Abstract:
Aerial small object detection faces significant challenges due to insufficient feature representation, background confusion, and dense object distribution. These issues make the task particularly difficult, especially when algorithms are deployed in environments with limited computational resources, where both accuracy and speed must be extensively optimized. To address these problems, this paper proposes a lightweight detection model: MSAF-YOLO. The model integrates feature aggregation, feature enhancement, and spatial awareness to improve detection performance. By optimizing the network structure, the detection head P5—originally used for large object detection—is removed, and a P2 detection head is added to strengthen the model’s focus on small objects. MSAF-YOLO introduces three innovative modules: the MultiScale Spatial Aggregation Module (MSAM), the Multi-Scale Edge Feature Enhancement Module (MEFEM), and the Channel-Spatial Attention Module (CSAM).
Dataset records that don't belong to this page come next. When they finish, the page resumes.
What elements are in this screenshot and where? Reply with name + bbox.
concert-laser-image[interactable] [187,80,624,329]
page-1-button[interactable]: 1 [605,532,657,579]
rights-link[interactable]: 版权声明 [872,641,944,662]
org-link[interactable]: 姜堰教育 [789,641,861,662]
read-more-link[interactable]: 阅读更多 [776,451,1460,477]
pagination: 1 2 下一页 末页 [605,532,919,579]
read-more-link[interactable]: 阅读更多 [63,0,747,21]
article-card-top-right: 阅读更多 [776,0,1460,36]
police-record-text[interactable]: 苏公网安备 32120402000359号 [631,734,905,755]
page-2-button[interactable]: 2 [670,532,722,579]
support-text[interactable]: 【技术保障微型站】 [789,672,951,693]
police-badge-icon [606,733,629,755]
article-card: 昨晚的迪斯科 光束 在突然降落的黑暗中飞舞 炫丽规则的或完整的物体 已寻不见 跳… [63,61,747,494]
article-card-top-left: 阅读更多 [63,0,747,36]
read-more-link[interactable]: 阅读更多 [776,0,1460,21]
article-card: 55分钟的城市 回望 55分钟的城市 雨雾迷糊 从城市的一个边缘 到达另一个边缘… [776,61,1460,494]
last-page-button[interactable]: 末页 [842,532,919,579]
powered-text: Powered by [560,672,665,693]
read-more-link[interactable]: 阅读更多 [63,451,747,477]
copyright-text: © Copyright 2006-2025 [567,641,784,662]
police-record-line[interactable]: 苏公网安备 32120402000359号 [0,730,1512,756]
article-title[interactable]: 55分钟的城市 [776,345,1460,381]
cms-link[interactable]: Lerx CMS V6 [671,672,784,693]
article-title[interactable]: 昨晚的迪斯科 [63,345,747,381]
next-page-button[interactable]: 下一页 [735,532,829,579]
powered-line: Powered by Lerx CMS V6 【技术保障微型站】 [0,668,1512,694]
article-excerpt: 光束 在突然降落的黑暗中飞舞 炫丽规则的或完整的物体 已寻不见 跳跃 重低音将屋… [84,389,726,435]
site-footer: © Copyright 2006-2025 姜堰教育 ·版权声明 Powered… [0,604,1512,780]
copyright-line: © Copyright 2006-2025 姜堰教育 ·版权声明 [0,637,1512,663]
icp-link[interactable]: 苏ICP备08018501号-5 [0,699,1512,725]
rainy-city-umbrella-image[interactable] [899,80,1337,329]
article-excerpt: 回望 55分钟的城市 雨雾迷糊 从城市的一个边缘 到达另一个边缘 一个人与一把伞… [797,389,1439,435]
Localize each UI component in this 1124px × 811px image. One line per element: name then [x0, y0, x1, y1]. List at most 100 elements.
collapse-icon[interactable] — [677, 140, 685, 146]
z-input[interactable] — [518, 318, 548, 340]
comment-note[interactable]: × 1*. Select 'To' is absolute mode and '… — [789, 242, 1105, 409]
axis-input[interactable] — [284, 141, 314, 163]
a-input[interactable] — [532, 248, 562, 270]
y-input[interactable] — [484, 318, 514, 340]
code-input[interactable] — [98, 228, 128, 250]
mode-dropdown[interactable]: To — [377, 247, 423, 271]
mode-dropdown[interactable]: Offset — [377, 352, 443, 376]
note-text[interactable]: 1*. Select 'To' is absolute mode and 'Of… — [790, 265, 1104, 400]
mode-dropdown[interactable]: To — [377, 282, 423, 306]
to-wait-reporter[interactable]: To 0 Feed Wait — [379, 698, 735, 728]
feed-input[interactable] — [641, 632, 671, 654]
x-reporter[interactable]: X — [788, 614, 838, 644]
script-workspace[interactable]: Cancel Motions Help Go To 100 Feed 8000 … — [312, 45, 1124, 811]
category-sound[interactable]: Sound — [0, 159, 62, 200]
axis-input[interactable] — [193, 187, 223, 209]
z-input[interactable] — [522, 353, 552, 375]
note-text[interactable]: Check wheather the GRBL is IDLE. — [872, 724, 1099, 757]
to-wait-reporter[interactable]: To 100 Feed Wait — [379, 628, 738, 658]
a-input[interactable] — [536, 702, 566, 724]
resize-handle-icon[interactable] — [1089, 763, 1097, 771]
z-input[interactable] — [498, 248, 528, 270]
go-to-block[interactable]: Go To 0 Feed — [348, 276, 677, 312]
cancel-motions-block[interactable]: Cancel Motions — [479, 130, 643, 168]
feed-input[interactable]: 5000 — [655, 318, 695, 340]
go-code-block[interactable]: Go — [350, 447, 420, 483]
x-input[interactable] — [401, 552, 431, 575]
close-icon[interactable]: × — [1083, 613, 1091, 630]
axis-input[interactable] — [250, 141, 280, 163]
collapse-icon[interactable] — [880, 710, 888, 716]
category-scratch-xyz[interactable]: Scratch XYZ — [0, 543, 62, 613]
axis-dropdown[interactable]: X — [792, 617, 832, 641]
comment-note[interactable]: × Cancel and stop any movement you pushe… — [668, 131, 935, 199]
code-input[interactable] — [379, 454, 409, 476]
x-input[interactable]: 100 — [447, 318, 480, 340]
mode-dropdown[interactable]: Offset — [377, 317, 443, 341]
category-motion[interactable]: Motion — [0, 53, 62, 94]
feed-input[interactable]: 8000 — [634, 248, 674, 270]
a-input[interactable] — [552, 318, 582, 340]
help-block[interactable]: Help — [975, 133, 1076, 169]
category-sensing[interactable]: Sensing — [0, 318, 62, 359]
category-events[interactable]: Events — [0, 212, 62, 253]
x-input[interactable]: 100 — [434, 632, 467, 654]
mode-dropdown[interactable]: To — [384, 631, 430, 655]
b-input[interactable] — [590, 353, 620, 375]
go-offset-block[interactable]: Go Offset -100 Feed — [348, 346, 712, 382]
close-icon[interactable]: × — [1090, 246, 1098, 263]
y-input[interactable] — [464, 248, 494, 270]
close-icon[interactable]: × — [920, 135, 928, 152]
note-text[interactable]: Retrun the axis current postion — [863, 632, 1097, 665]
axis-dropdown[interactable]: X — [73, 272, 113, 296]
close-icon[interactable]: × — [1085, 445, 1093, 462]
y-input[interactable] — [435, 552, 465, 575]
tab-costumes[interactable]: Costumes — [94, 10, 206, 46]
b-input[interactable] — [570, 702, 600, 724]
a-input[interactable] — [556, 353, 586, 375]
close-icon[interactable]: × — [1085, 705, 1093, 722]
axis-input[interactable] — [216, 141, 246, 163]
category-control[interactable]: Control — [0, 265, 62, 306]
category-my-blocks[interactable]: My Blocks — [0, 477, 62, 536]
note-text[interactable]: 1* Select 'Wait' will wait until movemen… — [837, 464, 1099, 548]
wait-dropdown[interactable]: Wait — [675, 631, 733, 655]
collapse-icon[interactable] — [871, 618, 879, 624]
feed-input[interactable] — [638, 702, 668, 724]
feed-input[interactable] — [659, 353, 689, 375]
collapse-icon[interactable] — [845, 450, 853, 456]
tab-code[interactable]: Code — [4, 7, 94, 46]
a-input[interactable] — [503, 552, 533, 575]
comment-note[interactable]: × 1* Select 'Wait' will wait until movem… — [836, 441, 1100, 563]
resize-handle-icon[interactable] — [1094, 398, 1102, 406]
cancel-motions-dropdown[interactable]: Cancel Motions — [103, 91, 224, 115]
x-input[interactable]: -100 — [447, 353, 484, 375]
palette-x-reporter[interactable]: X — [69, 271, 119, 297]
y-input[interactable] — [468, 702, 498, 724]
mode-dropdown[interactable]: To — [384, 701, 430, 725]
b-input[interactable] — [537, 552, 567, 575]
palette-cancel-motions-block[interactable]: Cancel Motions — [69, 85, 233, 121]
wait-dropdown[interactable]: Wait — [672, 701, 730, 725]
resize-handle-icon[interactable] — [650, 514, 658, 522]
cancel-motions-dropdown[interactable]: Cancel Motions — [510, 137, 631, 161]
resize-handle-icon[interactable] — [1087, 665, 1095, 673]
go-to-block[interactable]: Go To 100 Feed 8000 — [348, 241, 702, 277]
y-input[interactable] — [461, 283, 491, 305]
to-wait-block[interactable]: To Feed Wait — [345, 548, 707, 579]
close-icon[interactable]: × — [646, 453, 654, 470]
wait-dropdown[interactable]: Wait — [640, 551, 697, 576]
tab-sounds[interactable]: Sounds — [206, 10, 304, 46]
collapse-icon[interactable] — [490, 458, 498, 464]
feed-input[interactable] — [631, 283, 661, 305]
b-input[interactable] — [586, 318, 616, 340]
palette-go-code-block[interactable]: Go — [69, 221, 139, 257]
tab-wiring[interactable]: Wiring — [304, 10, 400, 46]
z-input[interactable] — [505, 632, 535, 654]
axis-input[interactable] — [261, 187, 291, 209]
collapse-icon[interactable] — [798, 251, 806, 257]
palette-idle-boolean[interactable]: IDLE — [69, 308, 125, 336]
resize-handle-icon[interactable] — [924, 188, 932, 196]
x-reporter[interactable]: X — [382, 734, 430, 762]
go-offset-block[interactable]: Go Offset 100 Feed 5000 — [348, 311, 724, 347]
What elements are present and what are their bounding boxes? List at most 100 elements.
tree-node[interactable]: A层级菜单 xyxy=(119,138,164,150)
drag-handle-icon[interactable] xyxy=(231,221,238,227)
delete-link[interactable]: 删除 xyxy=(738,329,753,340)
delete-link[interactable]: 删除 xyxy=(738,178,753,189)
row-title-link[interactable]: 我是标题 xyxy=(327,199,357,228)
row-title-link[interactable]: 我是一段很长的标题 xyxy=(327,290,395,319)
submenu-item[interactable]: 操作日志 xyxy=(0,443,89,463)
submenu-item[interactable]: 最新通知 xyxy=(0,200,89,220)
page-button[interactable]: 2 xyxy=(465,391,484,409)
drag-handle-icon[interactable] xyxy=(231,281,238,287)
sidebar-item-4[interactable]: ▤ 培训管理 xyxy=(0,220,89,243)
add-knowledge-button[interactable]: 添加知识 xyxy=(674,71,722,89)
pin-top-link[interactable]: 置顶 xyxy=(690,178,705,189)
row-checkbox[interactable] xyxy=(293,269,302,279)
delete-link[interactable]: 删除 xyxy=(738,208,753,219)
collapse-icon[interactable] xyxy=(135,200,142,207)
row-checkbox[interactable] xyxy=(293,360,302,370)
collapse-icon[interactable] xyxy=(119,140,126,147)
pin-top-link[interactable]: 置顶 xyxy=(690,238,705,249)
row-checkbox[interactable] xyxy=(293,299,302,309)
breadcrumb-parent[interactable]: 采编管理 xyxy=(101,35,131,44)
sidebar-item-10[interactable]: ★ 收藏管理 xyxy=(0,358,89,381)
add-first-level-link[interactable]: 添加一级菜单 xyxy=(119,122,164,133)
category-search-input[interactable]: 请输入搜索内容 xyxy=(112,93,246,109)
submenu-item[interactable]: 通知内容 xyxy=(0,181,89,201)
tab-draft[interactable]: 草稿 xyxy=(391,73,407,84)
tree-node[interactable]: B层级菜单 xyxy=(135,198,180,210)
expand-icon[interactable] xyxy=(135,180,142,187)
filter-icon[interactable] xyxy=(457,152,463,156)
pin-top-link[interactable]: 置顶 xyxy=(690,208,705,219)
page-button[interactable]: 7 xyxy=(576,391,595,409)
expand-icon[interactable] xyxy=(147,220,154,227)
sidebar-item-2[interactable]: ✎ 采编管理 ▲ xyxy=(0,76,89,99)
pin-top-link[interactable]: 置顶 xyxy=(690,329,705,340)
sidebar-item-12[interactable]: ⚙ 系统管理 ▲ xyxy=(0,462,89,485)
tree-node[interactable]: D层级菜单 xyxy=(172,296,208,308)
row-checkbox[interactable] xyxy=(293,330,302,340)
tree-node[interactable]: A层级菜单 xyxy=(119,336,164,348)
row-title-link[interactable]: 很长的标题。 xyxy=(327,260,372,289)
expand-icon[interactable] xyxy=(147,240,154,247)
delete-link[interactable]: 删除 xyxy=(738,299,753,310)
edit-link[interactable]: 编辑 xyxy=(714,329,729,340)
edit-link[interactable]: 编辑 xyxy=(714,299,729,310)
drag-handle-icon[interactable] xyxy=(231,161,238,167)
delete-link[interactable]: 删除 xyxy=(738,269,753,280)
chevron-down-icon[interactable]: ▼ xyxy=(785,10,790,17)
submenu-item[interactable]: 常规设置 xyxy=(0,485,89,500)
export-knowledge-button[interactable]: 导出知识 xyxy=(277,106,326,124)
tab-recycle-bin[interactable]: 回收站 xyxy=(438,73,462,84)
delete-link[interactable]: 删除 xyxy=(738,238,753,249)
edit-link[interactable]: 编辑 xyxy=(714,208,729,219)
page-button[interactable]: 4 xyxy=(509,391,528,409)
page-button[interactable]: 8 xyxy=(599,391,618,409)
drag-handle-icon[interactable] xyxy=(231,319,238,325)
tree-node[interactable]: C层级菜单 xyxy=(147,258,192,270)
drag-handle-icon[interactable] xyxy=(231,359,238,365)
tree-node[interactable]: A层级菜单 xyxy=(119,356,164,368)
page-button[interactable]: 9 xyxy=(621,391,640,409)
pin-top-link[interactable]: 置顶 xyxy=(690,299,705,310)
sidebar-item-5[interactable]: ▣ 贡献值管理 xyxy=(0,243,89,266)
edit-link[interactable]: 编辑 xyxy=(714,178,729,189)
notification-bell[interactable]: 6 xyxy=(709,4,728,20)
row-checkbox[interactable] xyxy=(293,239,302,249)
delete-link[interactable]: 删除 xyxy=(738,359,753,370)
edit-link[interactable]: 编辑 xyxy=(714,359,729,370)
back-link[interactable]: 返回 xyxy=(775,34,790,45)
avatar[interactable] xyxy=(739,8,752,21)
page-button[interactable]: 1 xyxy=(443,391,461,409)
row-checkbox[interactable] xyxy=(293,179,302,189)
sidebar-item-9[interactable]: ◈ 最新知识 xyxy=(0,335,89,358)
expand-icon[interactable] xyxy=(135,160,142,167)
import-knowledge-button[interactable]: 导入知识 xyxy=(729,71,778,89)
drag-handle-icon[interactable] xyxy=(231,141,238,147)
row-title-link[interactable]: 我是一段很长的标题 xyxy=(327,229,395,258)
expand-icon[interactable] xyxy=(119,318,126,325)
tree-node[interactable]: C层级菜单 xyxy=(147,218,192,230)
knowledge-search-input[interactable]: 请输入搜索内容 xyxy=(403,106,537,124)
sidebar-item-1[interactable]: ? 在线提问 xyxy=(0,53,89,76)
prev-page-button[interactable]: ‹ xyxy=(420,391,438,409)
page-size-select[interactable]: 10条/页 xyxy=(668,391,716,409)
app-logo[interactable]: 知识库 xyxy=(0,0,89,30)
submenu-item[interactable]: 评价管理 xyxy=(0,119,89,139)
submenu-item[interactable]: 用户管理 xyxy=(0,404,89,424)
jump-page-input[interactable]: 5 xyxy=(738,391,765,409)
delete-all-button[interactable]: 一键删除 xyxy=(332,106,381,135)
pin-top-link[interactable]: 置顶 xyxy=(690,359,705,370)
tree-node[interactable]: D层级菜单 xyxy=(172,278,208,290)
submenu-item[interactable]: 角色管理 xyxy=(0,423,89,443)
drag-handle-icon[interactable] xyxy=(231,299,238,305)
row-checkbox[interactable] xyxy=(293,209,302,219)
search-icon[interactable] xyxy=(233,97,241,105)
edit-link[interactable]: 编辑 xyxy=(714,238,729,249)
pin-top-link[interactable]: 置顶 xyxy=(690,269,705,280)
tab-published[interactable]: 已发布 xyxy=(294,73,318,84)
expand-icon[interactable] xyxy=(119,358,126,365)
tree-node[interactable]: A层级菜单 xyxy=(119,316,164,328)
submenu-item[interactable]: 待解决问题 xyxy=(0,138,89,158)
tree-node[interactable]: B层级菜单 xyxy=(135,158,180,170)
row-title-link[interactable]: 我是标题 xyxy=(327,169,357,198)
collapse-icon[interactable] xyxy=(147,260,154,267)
These modules respectively enhance the model's capabilities in multi-scale feature fusion, local feature perception, and global cross-channel and cross-spatial correlation, without increasing model complexity. Experimental results on the Visdrone2019 dataset show that compared to the baseline model YOLOv8s, MSAF-YOLO achieves an 8.2% improvement in mAP
50 and a 5.9% improvement in mAP
50-95, while reducing the number of parameters by 56.3%. The proposed method demonstrates superior performance in small object detection tasks, verifying its effectiveness and practical value.